What is a Cult?
By Kathe Lowney
Guest Contributor, Valdosta State University
I admit it, I’m a political junkie. Campaign season is my favorite time of the year. And these last few months have been quite the ride, haven’t they? We have seen the rise of Huck’s Army, heard Obama Girl sing about her crush, watched McCainiacs be thrilled at their candidate’s stunning comeback, and witnessed the persuasiveness that a ringing phone at 3 a.m. might have had with Texas and Ohio voters.
But I’m not just an avid consumer of political news; as a sociologist, I’m also a media analyst. And something has been bothering me as this presidential campaign has played out: the frequency that the media have talked about the “cult of Obama” (see this Time magazine story, and this Los Angeles Times op-ed for just a few of the many media examples of this worry; and also this blog by a supporter that might offer some evidence for the media’s concern).
It’s the word “cult” that troubles me. Media commentators seem to imply that the enthusiasm and energy of the Senator’s supporters, their commitment to his vision for America, the world, and each other, is somehow worrisome and menacing.
It’s made me realize once again that sociology is not only a way of thinking about the social world we live in, but that as sociologists, we talk in a distinct – and distinctive – way. For students learning sociology, I think that learning our sociological way of talking can sometimes be hard. Doesn’t it seem like sometimes we sociologists use a lot of words to make some rather simple points? I think that too once in a while! I believe, however, that it’s sociologists’ scientific preciseness that fuels our wordiness – at least that is my hope!
“Cult” is one of those words that means one thing to sociologists and often quite different things to non-sociologists. Here’s how the text for my Sociology of Religion class defines it:
A cult is similar to a sect in its rejection of the religious patterns and formulations of denominations–or of whatever the society’s dominant form(s) of religion happens to be. Cult members were either not attracted to dominant religious groups in the first place or, like sectarians, became disenchanted with commonly-accepted religious forms. The cult differs from the sect, however, in that it does not call for a return to the original, pure religion, but rather emphasizes the new–a new revelation or insight provided by a supernatural power, say, or the rediscovery of an old revelation that had been lost and unknown for many years (and which is, therefore, new to this age) (Johnstone 2007:78)
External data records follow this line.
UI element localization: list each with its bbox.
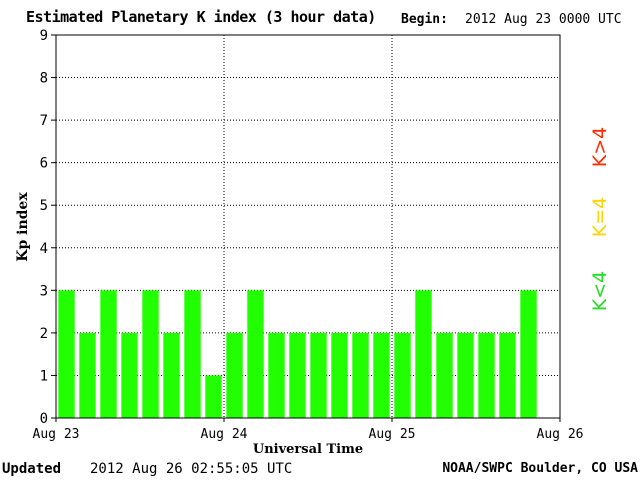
- kp-bar: [100, 290, 117, 418]
- x-tick-label: Aug 26: [537, 427, 584, 442]
- kp-bar: [394, 332, 411, 418]
- y-tick-label: 3: [40, 283, 48, 299]
- x-tick-label: Aug 24: [201, 427, 248, 442]
- y-axis-label: Kp index: [15, 192, 31, 262]
- x-tick-label: Aug 23: [33, 427, 80, 442]
- legend-k-greater-4: K>4: [589, 126, 611, 168]
- chart-title: Estimated Planetary K index (3 hour data…: [26, 8, 376, 26]
- updated-value: 2012 Aug 26 02:55:05 UTC: [90, 461, 293, 477]
- kp-bar: [184, 290, 201, 418]
- kp-bar: [331, 332, 348, 418]
- y-tick-label: 9: [40, 28, 48, 44]
- kp-bar: [247, 290, 264, 418]
- kp-bar: [121, 332, 138, 418]
- legend-k-less-4: K<4: [589, 270, 611, 312]
- y-tick-label: 5: [40, 198, 48, 214]
- credit-text: NOAA/SWPC Boulder, CO USA: [442, 461, 638, 476]
- legend-k-equal-4: K=4: [589, 196, 611, 238]
- y-tick-label: 1: [40, 368, 48, 384]
- kp-bar: [289, 332, 306, 418]
- kp-bar: [415, 290, 432, 418]
- kp-bar: [499, 332, 516, 418]
- y-tick-label: 2: [40, 326, 48, 342]
- kp-bar: [58, 290, 75, 418]
- plot-frame: [55, 34, 561, 419]
- begin-value: 2012 Aug 23 0000 UTC: [465, 12, 622, 27]
- y-tick-label: 4: [40, 241, 48, 257]
- kp-bar: [352, 332, 369, 418]
- kp-bar: [226, 332, 243, 418]
- updated-label: Updated: [2, 461, 62, 477]
- kp-bar: [478, 332, 495, 418]
- kp-bar: [373, 332, 390, 418]
- y-tick-label: 0: [40, 411, 48, 427]
- x-tick-label: Aug 25: [369, 427, 416, 442]
- y-tick-label: 6: [40, 156, 48, 172]
- kp-bar: [310, 332, 327, 418]
- kp-bar: [268, 332, 285, 418]
- kp-bar: [205, 375, 222, 418]
- x-axis-label: Universal Time: [253, 442, 363, 457]
- kp-bar: [436, 332, 453, 418]
- kp-bar: [79, 332, 96, 418]
- kp-bar: [163, 332, 180, 418]
- kp-bar: [457, 332, 474, 418]
- y-tick-label: 7: [40, 113, 48, 129]
- y-tick-label: 8: [40, 71, 48, 87]
- begin-label: Begin:: [401, 12, 448, 27]
- kp-bar: [142, 290, 159, 418]
- kp-bar: [520, 290, 537, 418]
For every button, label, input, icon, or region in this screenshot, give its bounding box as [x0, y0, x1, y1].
But is this what you think about when you hear the word “cult”? I doubt it. Since the 1970s, popular culture, led by the press, has come to define the word as a religion that many people do not like; one which uses recruitment techniques unlike many traditional Protestant denominations (i.e., “brainwashing”) in order to ensnare impressionable young adults in its grasp. Cults are often portrayed as being “alien” to the U.S., run by manipulative messianic figures who are really all about lavishly spending the monies their followers raise.
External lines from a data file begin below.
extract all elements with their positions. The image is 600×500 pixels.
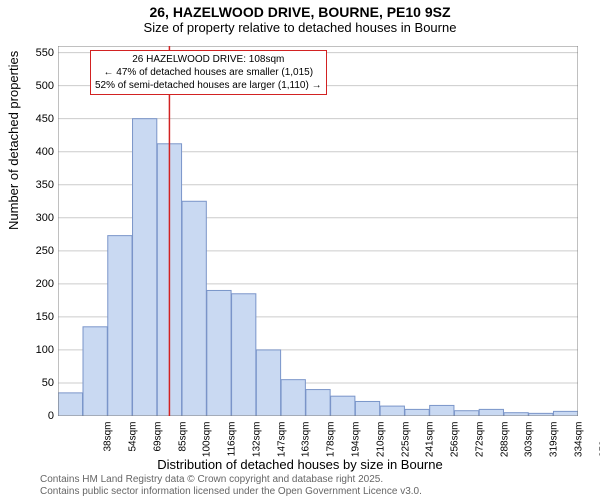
x-tick-label: 69sqm <box>152 422 163 462</box>
x-tick-label: 38sqm <box>103 422 114 462</box>
page-title: 26, HAZELWOOD DRIVE, BOURNE, PE10 9SZ <box>0 0 600 20</box>
y-tick-label: 400 <box>36 146 54 158</box>
x-tick-label: 319sqm <box>549 422 560 462</box>
y-tick-label: 500 <box>36 80 54 92</box>
y-tick-label: 350 <box>36 179 54 191</box>
y-axis-label: Number of detached properties <box>6 51 21 230</box>
annotation-smaller: ← 47% of detached houses are smaller (1,… <box>95 66 322 79</box>
chart-container: 26, HAZELWOOD DRIVE, BOURNE, PE10 9SZ Si… <box>0 0 600 500</box>
annotation-title: 26 HAZELWOOD DRIVE: 108sqm <box>95 53 322 66</box>
y-tick-label: 300 <box>36 212 54 224</box>
x-tick-label: 241sqm <box>425 422 436 462</box>
bar <box>133 119 157 416</box>
x-tick-label: 194sqm <box>351 422 362 462</box>
y-tick-label: 0 <box>48 410 54 422</box>
bar <box>83 327 107 416</box>
bar <box>182 201 206 416</box>
y-tick-label: 50 <box>42 377 54 389</box>
bar <box>232 294 256 416</box>
x-tick-label: 256sqm <box>450 422 461 462</box>
y-tick-label: 450 <box>36 113 54 125</box>
y-tick-label: 200 <box>36 278 54 290</box>
annotation-box: 26 HAZELWOOD DRIVE: 108sqm ← 47% of deta… <box>90 50 327 95</box>
y-tick-label: 550 <box>36 47 54 59</box>
y-tick-label: 100 <box>36 344 54 356</box>
x-tick-label: 85sqm <box>177 422 188 462</box>
x-tick-label: 54sqm <box>128 422 139 462</box>
bar <box>331 396 355 416</box>
x-tick-label: 225sqm <box>400 422 411 462</box>
x-tick-label: 132sqm <box>251 422 262 462</box>
bar <box>207 290 231 416</box>
footnote-line-2: Contains public sector information licen… <box>40 486 422 498</box>
bar <box>405 409 429 416</box>
x-axis-label: Distribution of detached houses by size … <box>0 457 600 472</box>
bar <box>108 236 132 416</box>
x-tick-label: 178sqm <box>326 422 337 462</box>
bar <box>281 380 305 416</box>
page-subtitle: Size of property relative to detached ho… <box>0 20 600 39</box>
x-tick-label: 147sqm <box>276 422 287 462</box>
y-tick-label: 150 <box>36 311 54 323</box>
footnote: Contains HM Land Registry data © Crown c… <box>40 474 422 498</box>
x-tick-label: 210sqm <box>375 422 386 462</box>
bar <box>306 390 330 416</box>
annotation-larger: 52% of semi-detached houses are larger (… <box>95 79 322 92</box>
y-tick-label: 250 <box>36 245 54 257</box>
x-tick-label: 303sqm <box>524 422 535 462</box>
bar <box>256 350 280 416</box>
chart-svg <box>58 46 578 416</box>
bar <box>479 409 503 416</box>
x-tick-label: 272sqm <box>474 422 485 462</box>
bar <box>430 405 454 416</box>
bar <box>454 411 478 416</box>
x-tick-label: 334sqm <box>573 422 584 462</box>
bar <box>355 401 379 416</box>
x-tick-label: 163sqm <box>301 422 312 462</box>
bar <box>380 406 404 416</box>
x-tick-label: 116sqm <box>227 422 238 462</box>
bar <box>58 393 82 416</box>
bar <box>553 411 577 416</box>
footnote-line-1: Contains HM Land Registry data © Crown c… <box>40 474 422 486</box>
x-tick-label: 288sqm <box>499 422 510 462</box>
x-tick-label: 100sqm <box>202 422 213 462</box>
In fact, this pop culture definition of “cult” has even altered our sociological vocabulary. Nowadays sociologists of religion tend to use the term “new religious movement” instead of “cult” because we recognize how pervasive this pop culture definition has become.
So when commentators write about the “cult of Obama,” they are both tapping into this negative connotation while simultaneously helping it persist. I find it interesting that it is Senator Obama’s followers who have come under such media scrutiny and not, for example, Huckabee’s Army of college-aged activists. Barack Obama is the upstart, the unexpected Democratic candidate who has more delegates than the presumptive nominee has. He is the candidate who, because of his parents’ cultural backgrounds and nationalities, has had his patriotism questioned by some opponents (i.e., the worry about an “alien” cult leader, resurfacing).
If words matter – and as a sociologist, I absolutely believe that they do – how social institutions such as the press talk can shape the public’s social construction of reality. Words like “cult” are now perceived to be, in our culture, inflammatory. So next time you read a headline or hear political commentators talk about “the cult of Obama” – think about it for a moment. What is that reporter/analyst trying to get you to believe? And perhaps more importantly, why? How does such a negative construction of Senator Obama’s followers shape the political environment of this presidential campaign? Who might the construction help?
[Full disclosure: In my state’s primary, I did not vote for Senator Obama.]